The Fall of the Rebel Angels
The Fall of the Rebel Angels (1562), an absolute masterpiece of Bruegel, illustrates the scenes of the Fall of the Angels and the Apocalypse. At the centre, Saint Michael, in golden armour with a blue-turquoise cape, fights a seven-headed dragon.
This monster is partially hidden by an endless maelstrom of frightening hybrids. Remarkably, this fascinating painting has never been thoroughly studied.
Publication
Tine Meganck argues that Bruegel, in a most ingenious attempt to surpass Hieronymus Bosch (1450-1516), transforms the traditional moralizing story about the sin of pride into an innovative commentary on his own time.
The Fall of the Rebel Angels becomes a reflection on the potential danger of men in their quest for art, knowledge and politics, a universal theme that is still very poignant to this day.

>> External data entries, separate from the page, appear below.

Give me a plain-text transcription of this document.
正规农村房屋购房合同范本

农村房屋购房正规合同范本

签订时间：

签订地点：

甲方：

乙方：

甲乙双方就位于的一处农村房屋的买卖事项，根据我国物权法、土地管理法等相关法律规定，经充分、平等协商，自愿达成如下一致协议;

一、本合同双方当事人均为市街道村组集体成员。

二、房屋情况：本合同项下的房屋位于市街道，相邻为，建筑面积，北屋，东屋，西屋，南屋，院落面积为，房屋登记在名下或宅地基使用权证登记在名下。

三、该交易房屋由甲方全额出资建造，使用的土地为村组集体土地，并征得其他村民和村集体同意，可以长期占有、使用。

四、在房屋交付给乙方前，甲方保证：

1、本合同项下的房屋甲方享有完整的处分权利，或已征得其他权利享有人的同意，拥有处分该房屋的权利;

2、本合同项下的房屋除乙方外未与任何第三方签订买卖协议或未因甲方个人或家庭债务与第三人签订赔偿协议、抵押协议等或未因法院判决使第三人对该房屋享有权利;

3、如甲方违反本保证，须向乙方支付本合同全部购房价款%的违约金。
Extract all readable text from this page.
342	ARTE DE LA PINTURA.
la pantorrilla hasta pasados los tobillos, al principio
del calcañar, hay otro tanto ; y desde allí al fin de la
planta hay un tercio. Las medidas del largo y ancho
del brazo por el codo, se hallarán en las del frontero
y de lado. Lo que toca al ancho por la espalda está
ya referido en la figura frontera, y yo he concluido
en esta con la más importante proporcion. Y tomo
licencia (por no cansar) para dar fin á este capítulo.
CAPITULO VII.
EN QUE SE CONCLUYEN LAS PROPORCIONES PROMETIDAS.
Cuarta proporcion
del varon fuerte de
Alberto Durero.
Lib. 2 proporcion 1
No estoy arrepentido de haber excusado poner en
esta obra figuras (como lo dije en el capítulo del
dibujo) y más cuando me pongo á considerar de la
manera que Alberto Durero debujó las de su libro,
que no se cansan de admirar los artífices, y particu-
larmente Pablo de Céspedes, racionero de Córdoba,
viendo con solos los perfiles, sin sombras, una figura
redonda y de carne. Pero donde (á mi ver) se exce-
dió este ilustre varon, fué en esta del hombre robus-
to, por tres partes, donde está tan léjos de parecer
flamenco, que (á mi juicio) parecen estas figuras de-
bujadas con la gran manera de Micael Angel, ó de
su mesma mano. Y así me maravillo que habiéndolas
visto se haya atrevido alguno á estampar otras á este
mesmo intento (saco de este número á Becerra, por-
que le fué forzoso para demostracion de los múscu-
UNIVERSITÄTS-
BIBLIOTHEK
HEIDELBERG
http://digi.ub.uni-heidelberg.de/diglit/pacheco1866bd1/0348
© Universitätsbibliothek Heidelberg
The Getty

This beautifully illustrated publication is based on an exhaustive research financed by a project of the Interuniversity Attraction Pole programme (IAP) P7/26 City and Society in the Low Countries (ca. 1200-ca. 1850) (Belspo).
Art, Knowledge and Politics
Many of the falling angels are hybrids, carefully composed of closely observed naturalia (things made by nature) and artificialia (things made by man), as they were then collected in art and curiosity cabinets. Among the swarming falling angels we discover rare and exotic animals such as the armadillo and the blowfish, a Native American attired with colourful feathers, an Ottoman helmet, as well as references to sought-after artworks by other old masters, such as Jan van Eyck and Albrecht Dürer.
By zooming in on the creation year 1562, the author offers fascinating insights on the emerging global knowledge society, and the role of art in local politics on the eve of the Dutch Revolt. Among others she suggests, through multiple evidences and analyses, new connections between Bruegel and Brussels, the city, the court, the chambers of rhetoric and the Brussels tapestry industry.
The valuable collection of the Royal Museums of Fine Arts of Belgium
Pieter Bruegel the Elder is one of the most famous Renaissance painters. Only about forty of his paintings from his short career (he died in 1569, around the age of 40) have been preserved, making them rare and extremely valuable. It is perhaps little known that the Royal Museums of Fine Arts of Belgium house the second largest ensemble of Bruegel the Elder paintings, after the exceptional collection of the Kunsthistorisches Museum in Vienna. The RMFAB own several of his paintings: the Fall of the Rebel Angels (1562), the Winter Landscape with a Bird Trap (1565), and the Census at Bethlehem (1566), as well as one preparatory drawing for Prudence (1558). The three paintings are visible for the public, at the Musée OldMasters Museum.